In raw power-dynamics: large, prominent companies like Apple have even more disproportionate bargaining power to extract excessive subsidies. In the North Carolina case, CEO Tim Cook sent signals, even choosing Austin, Texas for a campus that could have gone to the Research Triangle. The state legislature took the hint, extending a subsidy program in which future Apple employees will effectively pay some of their state income taxes to Apple (not a typo; they will pay taxes to their boss ) for 39 years .

This profound policy bias in favor of corporate megafauna is one contributing factor to the struggles of American entrepreneurs. Indeed, our research shows that—even when programs are open to companies of any size—about 70 percent of the deals and 90 percent of subsidy dollars go to large, multistate, even multinational companies. Small business owners see this problem clearly: in one national survey, 91 percent of them endorsed capping subsidies to big businesses.

Uncle Sam has been chronically MIA on this “second war among the states” (as Business Week dubbedit… in 1976). But the Biden administration and Congress are sending new signals for restraint. The American Relief Plan says that if a state enacts new tax breaks that reduce overall revenues, it will lose the same amount of Relief Plan funding.

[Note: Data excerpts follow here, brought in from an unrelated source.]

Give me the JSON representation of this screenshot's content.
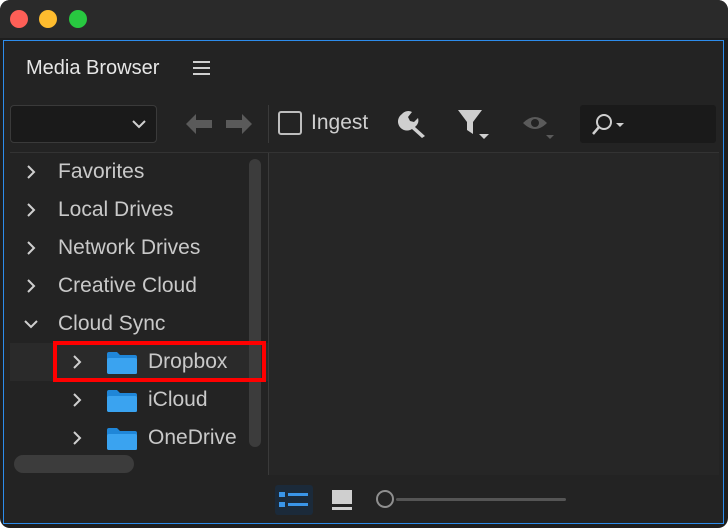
{
  "window": {
    "controls": [
      "close",
      "minimize",
      "maximize"
    ]
  },
  "panel": {
    "title": "Media Browser",
    "menu_icon": "hamburger-icon"
  },
  "toolbar": {
    "dropdown_value": "",
    "ingest_label": "Ingest",
    "ingest_checked": false,
    "icons": [
      "back-arrow-icon",
      "forward-arrow-icon",
      "wrench-icon",
      "filter-icon",
      "eye-icon",
      "search-icon"
    ],
    "search_placeholder": ""
  },
  "tree": {
    "items": [
      {
        "label": "Favorites",
        "expanded": false,
        "level": 0
      },
      {
        "label": "Local Drives",
        "expanded": false,
        "level": 0
      },
      {
        "label": "Network Drives",
        "expanded": false,
        "level": 0
      },
      {
        "label": "Creative Cloud",
        "expanded": false,
        "level": 0
      },
      {
        "label": "Cloud Sync",
        "expanded": true,
        "level": 0
      },
      {
        "label": "Dropbox",
        "expanded": false,
        "level": 1,
        "folder": true,
        "selected": true
      },
      {
        "label": "iCloud",
        "expanded": false,
        "level": 1,
        "folder": true
      },
      {
        "label": "OneDrive",
        "expanded": false,
        "level": 1,
        "folder": true
      }
    ]
  },
  "bottom": {
    "view_modes": [
      "list-view-icon",
      "icon-view-icon"
    ],
    "active_view": "list",
    "zoom_level": 0
  },
  "colors": {
    "accent": "#2d8ceb",
    "folder": "#3aa3f0",
    "highlight": "#ff0000"
  }
}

Washington should take the next step. Federal funding “strings” in the 1980s got states to raise their legal drinking ages to 21, and again more recently to reform their Unemployment Insurance systems to cover more workers in the Great Recession.

We need the same federal carrot to deter megadeals. In the pending American Jobs Plan, to protect federal taxpayer dollars and ensure maximum benefit to working families, Congress and the White House should explicitly say that 10 percent of those funds allocated to road and bridge repairs will be held back from any state until its governor agrees in writing to a few common-sense safeguards.

First: no new giveaway programs and no new company-specific deals worth more than $10 million or $10,000 per permanent, full-time job, whichever is lowest. Second: no use of state resources for direct luring of jobs from other states: no mailers, no billboards, no crass stunts like those by then-Texas Gov. Rick Perry back in 2013. Third, building on many excellent state precedents: robust online disclosure of the costs and benefits of every incentive deal, every year, for the duration of the tax breaks.

Let’s create a national climate to help governors and mayors break out of their passive prisoners’ dilemma cells, forget about buffalo hunting, and apply their economic development energy where it’s most desperately needed: to our small, local, and entrepreneurial employers.